As Defaults Soar, China Promises World’s Second-Largest Bond Market Won’t Be Nightmare For Creditors

China has decided that “now” is probably a good time to start developing a more reliable, standardized approach to handling bond defaults.

A statement posted to the PBoC’s website on Wednesday details what was discussed at a Tuesday pow wow which, in addition to central bank officials, included personnel from the securities regulatory body and the supreme court.

According to the statement, quite a bit of “thorough studying” went on at the symposium. Here’s a translation:

On December 24, 2019, the Supreme People’s Court, the People’s Bank of China, the Development and Reform Commission, and the China Securities Regulatory Commission jointly held a national forum on the trial of bond disputes in Beijing. The symposium thoroughly studied and implemented the spirit of the Fourth Plenary Session of the 19th Central Committee of the CPC and the Central Economic Work Conference. Based on the bond market and judicial practice exchange discussions, it studied the role of trial functions, improved the mechanism for bond default treatment, and promoted the sustainable and healthy development of the bond market in accordance with the law.

Zhou Qiang, president of the Supreme People’s Court, attended the symposium and pointed out that the bond market is an important way of direct financing and an important part of a multi-level capital market system. General Secretary Xi Jinping issued a series of important speeches and instructions on deepening the reform of the financial system and promoting the healthy development of the multi-layered capital market, which pointed out the direction for the people’s courts to try bond disputes and strengthen the construction of the rule of law in the bond market, and provided fundamental compliance.

It’s hard not to chuckle, but this is far from funny – at least if you’re a creditor in the world’s second-largest bond market.

Defaults are on track to touch a record this year, and although that ostensibly helps make the case that China is becoming a more liberalized economy where market forces are allowed to work their “magic”, it also raises the specter of a destabilizing wave of defaults.

Given the mind-boggling array of cross-holdings embedded in some corners of the market – not to mention the impossibly opaque, ad hoc nature of resolutions, extensions and other mitigating measures taken when a debtor misses a payment – it’s impossible to fathom what a true default cycle might look like in China.

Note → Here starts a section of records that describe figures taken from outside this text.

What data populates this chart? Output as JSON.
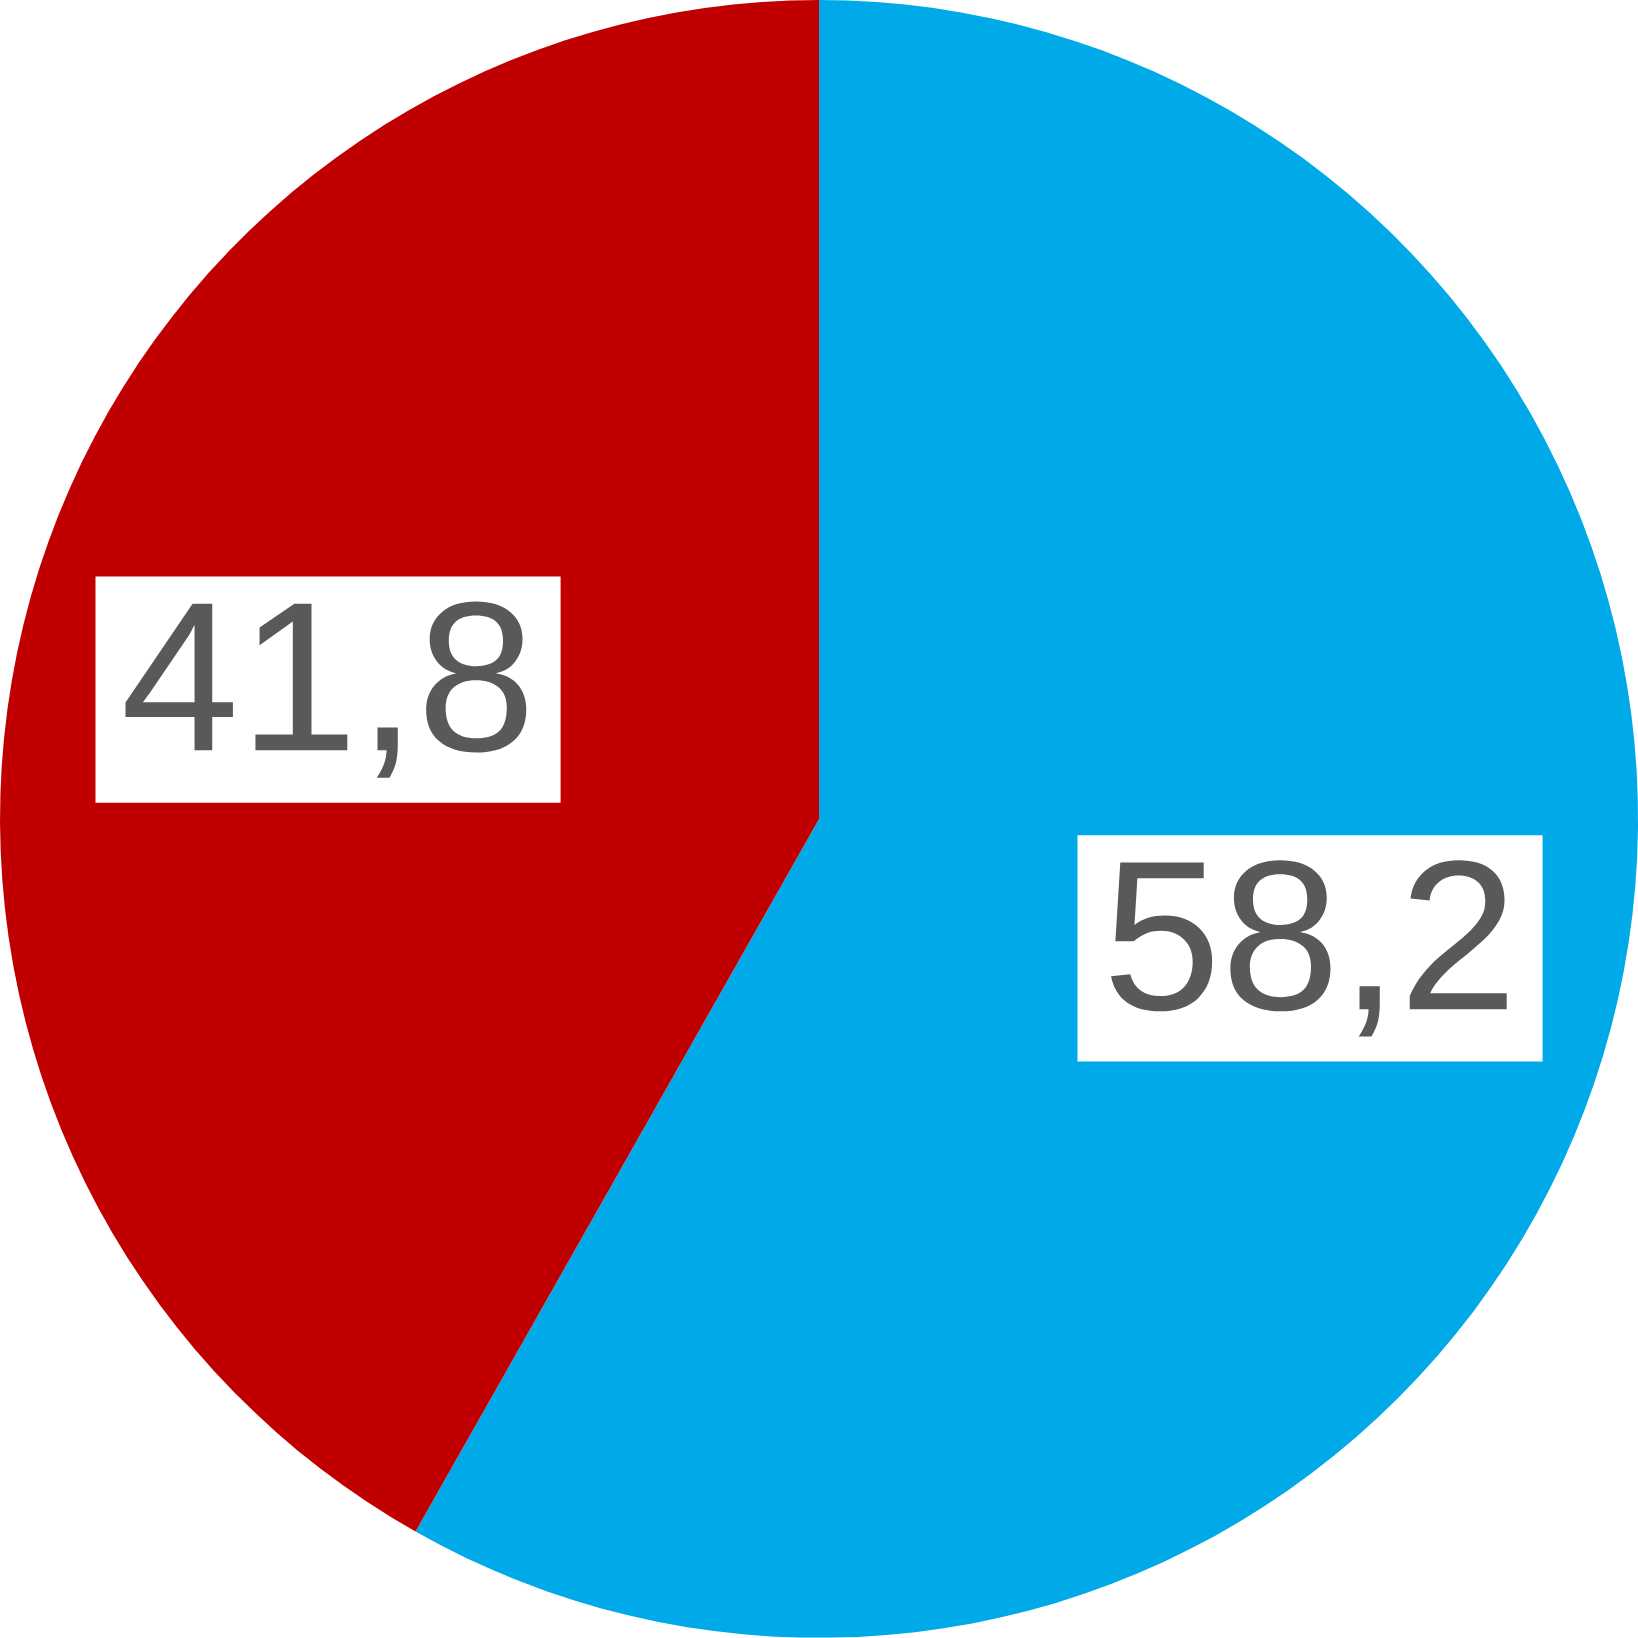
{
  "chart_data": {
    "type": "pie",
    "categories": [
      null,
      null
    ],
    "values": [
      58.2,
      41.8
    ],
    "colors": [
      "#00a9e8",
      "#c00000"
    ],
    "value_labels": [
      "58,2",
      "41,8"
    ]
  }
}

“Under-the-table repayment arrangements are not uncommon in China after companies failed to honor their debt obligation”, Bloomberg notes, citing the prioritizing of compensation for retail investors, repayment of offshore debt over onshore notes and “another trick” which involves “negotiat[ing] payment extension with creditors via private discussion in lieu of resolving it through the clearing house”.

As alluded to above, this is all complicated immeasurably by ambiguity about when and where the government will prevent defaults and whether guarantees are or aren’t ultimately backstopped by Beijing. We detailed this extensively in the linked post below.

Read more: Mind-Boggling Local Government Debt Dynamics Should Probably Worry China Watchers In 2020

Earlier this week, beleaguered HNA Group managed to make a 1.3 billion yuan payment on a bond due Tuesday, much to the relief of nervous markets which had been rattled by a trading halt in the note from December 6.

An affiliate, Haikou Meilan International Airport, has defaulted twice and will delay a payment due later this month in order to make sure it has the funds to bankroll an expansion, apparently.

HNA Group – the conglomerate – missed a payment on a private issue earlier this year. Tuesday’s payment averted what would have been the first default on a public issue.